The state-run Xinhua news agency reported on Wednesday that police opened fire on rioters in Seda county in China's western Sichuan province on Tuesday. The county is in the Ganzi Tibetan Autonomous Prefecture, which has become a hot spot of Tibetan political activism and the site of protests and multiple self-immolations by Tibetans in recent months.
Xinhua quoted local police on Wednesday as saying rioters attacked a police station with stones, knives and gasoline bottles Tuesday afternoon, and that 14 police were injured. The London-based advocacy group Free Tibet said at least two Tibetans were killed in the incident and others were injured.

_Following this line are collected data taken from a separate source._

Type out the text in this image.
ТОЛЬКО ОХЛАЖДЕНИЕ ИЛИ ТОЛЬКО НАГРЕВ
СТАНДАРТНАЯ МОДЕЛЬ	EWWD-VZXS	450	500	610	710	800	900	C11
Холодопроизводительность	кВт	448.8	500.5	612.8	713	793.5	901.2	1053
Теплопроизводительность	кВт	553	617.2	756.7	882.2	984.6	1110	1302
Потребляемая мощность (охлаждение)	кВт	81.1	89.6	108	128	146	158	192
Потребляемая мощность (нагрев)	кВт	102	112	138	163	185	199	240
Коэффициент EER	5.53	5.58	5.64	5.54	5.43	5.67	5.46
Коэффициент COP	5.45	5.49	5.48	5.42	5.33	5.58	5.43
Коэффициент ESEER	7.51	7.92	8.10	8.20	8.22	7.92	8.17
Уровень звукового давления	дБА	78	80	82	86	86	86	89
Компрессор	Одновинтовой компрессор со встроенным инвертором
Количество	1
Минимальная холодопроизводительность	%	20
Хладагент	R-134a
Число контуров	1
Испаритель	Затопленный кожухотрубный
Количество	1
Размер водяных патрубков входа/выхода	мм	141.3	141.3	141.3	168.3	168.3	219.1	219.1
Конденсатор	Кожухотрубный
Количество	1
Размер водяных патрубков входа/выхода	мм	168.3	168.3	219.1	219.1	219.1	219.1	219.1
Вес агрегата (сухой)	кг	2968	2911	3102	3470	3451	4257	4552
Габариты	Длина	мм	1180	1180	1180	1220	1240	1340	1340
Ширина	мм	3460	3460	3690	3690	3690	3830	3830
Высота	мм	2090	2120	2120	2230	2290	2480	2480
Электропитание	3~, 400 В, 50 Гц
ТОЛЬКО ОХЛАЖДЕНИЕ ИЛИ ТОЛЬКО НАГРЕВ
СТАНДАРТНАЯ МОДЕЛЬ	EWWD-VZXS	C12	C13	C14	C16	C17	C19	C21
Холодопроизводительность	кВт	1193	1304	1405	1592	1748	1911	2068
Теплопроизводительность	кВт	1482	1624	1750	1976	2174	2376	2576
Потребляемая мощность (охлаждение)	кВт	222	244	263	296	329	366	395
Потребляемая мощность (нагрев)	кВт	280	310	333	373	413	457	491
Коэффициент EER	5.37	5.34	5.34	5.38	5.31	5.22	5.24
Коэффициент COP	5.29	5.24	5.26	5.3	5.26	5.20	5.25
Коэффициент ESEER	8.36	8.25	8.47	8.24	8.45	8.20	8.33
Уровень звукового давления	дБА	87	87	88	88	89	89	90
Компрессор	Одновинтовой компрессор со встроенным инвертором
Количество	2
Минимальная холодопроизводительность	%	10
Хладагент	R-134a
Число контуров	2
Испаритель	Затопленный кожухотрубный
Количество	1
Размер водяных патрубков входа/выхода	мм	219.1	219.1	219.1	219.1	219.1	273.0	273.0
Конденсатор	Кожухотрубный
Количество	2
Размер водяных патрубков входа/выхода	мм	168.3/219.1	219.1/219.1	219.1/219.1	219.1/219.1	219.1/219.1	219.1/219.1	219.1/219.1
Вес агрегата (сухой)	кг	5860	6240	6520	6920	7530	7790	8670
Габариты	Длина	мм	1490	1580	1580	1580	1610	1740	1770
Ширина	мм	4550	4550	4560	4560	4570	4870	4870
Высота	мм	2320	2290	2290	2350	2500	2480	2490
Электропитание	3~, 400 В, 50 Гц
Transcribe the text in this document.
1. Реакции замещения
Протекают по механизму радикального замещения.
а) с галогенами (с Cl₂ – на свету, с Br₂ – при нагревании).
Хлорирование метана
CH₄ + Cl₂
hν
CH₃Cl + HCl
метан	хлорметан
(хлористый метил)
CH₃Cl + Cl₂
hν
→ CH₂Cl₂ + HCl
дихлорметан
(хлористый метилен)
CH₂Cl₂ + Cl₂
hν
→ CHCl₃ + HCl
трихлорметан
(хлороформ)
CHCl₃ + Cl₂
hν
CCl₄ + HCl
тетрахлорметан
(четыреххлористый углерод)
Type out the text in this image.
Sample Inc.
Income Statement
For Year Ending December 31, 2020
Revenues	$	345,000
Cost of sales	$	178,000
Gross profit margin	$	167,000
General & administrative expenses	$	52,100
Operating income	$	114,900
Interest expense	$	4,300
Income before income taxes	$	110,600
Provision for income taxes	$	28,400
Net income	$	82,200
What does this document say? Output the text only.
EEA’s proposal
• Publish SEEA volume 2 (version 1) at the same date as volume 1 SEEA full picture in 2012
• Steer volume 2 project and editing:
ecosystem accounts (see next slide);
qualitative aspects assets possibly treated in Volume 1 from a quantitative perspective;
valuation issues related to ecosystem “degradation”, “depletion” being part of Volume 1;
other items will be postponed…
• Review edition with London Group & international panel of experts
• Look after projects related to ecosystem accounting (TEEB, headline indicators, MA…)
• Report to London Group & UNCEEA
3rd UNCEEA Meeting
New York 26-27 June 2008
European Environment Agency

The accounts couldn't be verified with residents in Seda on Wednesday. Officials from the Foreign Ministry in Beijing couldn't be reached for comment. Government offices were closed for Lunar New Year celebrations.
The clash followed a similar incident on Monday in Luhuo county, also in the Ganzi autonomous prefecture. In that case, China confirmed one person was killed after a mob stormed local shops and a bank and damaged police vehicles, though officials didn't say how the person died. Free Tibet said two protesters were shot and killed in Monday's incident, among at least 36 people shot by security forces.
The violent clashes with police come as a wave of self-immolations by Tibetans puts the region on edge. At least 16 people have set themselves on fire since March in what Tibetans have described as a response to heightened government repression of Tibetan Buddhist monastic activities and an expression of growing desperation over Tibetan political and cultural autonomy. The self-immolations and clashes with security forces represent the region's worst violence since deadly riots rocked a number of locations, including the Tibetan capital of Lhasa, in 2008.